Production integrations often centralize validation rules so business constraints remain consistent across APIs, batch jobs, and event-driven flows. This reduces duplicate logic and simplifies long-term maintenance.
// XML
<flow name="salesforce-validation-flow">
<http:listener config-ref="HTTP_Listener_config"
path="/createLead"
doc:name="Receive Request"/>
<choice>
<when expression="#[(payload.LastName default null) == null]">
<raise-error type="VALIDATION:MISSING_LASTNAME"
description="LastName is mandatory"/>
</when>
<otherwise>
<salesforce:create config-ref="Salesforce_Config"
type="Lead"
doc:name="Create Lead">
<salesforce:objects>#[payload]</salesforce:objects>
</salesforce:create>
</otherwise>
</choice>
</flow>
Replay IDs allow Mule applications to resume event consumption from a known point after outages or redeployments. This is essential for reliable event-driven architectures where losing messages could create data inconsistencies.
Enterprise teams frequently persist replay IDs externally so recovery remains possible even if the Mule runtime or infrastructure experiences failures.
Exponential backoff reduces pressure on Salesforce during transient failures or temporary rate-limit conditions.
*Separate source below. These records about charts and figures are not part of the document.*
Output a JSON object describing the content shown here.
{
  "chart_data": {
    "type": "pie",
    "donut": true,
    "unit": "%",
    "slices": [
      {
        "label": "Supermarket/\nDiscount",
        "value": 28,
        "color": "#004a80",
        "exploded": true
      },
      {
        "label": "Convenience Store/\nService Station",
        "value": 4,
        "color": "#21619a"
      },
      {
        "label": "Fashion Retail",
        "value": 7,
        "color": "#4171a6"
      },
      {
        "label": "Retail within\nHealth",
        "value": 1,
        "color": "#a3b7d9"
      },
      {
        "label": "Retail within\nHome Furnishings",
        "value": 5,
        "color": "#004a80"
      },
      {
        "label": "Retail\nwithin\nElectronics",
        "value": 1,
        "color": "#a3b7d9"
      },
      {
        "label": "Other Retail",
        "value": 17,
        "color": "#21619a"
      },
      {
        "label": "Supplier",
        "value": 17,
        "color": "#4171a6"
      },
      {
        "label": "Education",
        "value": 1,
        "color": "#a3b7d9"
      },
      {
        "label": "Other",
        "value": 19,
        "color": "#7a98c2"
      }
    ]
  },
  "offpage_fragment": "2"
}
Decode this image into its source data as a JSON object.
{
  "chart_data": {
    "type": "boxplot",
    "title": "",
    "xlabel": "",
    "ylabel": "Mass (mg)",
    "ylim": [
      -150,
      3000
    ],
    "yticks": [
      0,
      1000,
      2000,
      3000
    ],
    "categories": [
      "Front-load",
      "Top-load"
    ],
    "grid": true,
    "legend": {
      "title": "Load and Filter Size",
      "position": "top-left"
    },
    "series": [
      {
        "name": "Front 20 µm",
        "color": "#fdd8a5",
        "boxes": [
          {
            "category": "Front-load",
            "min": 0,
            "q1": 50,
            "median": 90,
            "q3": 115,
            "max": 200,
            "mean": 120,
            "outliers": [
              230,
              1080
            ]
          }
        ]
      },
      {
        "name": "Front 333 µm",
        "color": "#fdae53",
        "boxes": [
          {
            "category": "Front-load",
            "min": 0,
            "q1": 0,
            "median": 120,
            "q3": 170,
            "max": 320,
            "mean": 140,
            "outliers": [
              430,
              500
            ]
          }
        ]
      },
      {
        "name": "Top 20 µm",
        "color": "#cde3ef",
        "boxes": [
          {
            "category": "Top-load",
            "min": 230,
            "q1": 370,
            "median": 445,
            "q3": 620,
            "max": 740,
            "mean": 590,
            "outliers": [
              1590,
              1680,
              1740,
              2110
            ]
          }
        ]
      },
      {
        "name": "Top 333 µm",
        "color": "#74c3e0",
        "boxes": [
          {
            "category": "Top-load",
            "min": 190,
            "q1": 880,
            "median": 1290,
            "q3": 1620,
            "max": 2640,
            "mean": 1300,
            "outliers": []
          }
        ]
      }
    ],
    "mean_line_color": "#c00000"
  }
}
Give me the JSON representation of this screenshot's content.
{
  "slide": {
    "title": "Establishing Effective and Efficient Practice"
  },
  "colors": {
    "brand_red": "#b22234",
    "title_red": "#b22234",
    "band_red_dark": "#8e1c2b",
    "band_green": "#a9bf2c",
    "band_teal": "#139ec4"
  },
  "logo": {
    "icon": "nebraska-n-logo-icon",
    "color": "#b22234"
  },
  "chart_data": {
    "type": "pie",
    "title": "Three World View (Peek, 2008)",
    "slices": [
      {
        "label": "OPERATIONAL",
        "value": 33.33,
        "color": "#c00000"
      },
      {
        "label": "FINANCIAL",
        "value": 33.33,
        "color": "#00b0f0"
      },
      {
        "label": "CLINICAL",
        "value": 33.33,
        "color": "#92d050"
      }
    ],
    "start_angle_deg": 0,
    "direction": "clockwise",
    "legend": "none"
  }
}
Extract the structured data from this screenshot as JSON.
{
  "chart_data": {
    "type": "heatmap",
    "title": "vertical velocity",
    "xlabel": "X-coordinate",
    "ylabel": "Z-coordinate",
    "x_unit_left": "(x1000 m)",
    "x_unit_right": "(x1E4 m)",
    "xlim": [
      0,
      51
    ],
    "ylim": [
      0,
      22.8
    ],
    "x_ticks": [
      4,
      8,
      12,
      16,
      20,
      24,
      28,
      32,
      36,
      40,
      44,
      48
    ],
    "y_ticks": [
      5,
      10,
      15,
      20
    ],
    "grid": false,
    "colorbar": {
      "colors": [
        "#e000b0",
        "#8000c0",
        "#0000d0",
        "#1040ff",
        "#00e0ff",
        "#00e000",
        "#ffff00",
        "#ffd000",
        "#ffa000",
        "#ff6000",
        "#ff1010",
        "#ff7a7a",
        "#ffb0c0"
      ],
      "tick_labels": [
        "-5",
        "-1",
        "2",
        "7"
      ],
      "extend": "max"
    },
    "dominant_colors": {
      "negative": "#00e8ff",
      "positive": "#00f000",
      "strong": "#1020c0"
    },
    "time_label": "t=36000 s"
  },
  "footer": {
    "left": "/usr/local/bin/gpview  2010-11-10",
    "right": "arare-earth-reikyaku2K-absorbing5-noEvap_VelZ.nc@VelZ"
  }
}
Immediate aggressive retries can amplify outages and destabilize both Mule and Salesforce environments.
Production systems typically combine retry strategies with circuit breakers, alerting, and dead-letter recovery paths to ensure failures remain isolated and observable.
// XML
<flow name="salesforce-retry-backoff-flow">
<http:listener config-ref="HTTP_Listener_config"
path="/syncAccount"
doc:name="Receive Request"/>
<until-successful maxRetries="4"
millisBetweenRetries="2000">
<salesforce:update config-ref="Salesforce_Config"
type="Account"
doc:name="Update Account">
<salesforce:objects>#[payload]</salesforce:objects>
</salesforce:update>
<logger level="WARN"
message="Retry attempt triggered for Salesforce update"/>
</until-successful>
<logger level="INFO"
message="Salesforce update completed successfully"/>
</flow>
Connection pooling improves efficiency by reusing established Salesforce connections instead of creating new sessions repeatedly for every request. Establishing secure authenticated connections is relatively expensive, especially in high-throughput enterprise environments.
Without proper pooling, Mule applications may experience unnecessary latency, thread exhaustion, or authentication overhead during traffic spikes. In large-scale integrations, poorly managed connection creation can become a major performance bottleneck even before Salesforce governor limits are reached.
Operational stability also improves with properly tuned pools. Mature integration teams carefully configure pool size, idle timeout behavior, and reconnection strategies based on expected concurrency patterns. The goal is balancing throughput with resource utilization while avoiding connection storms during failures.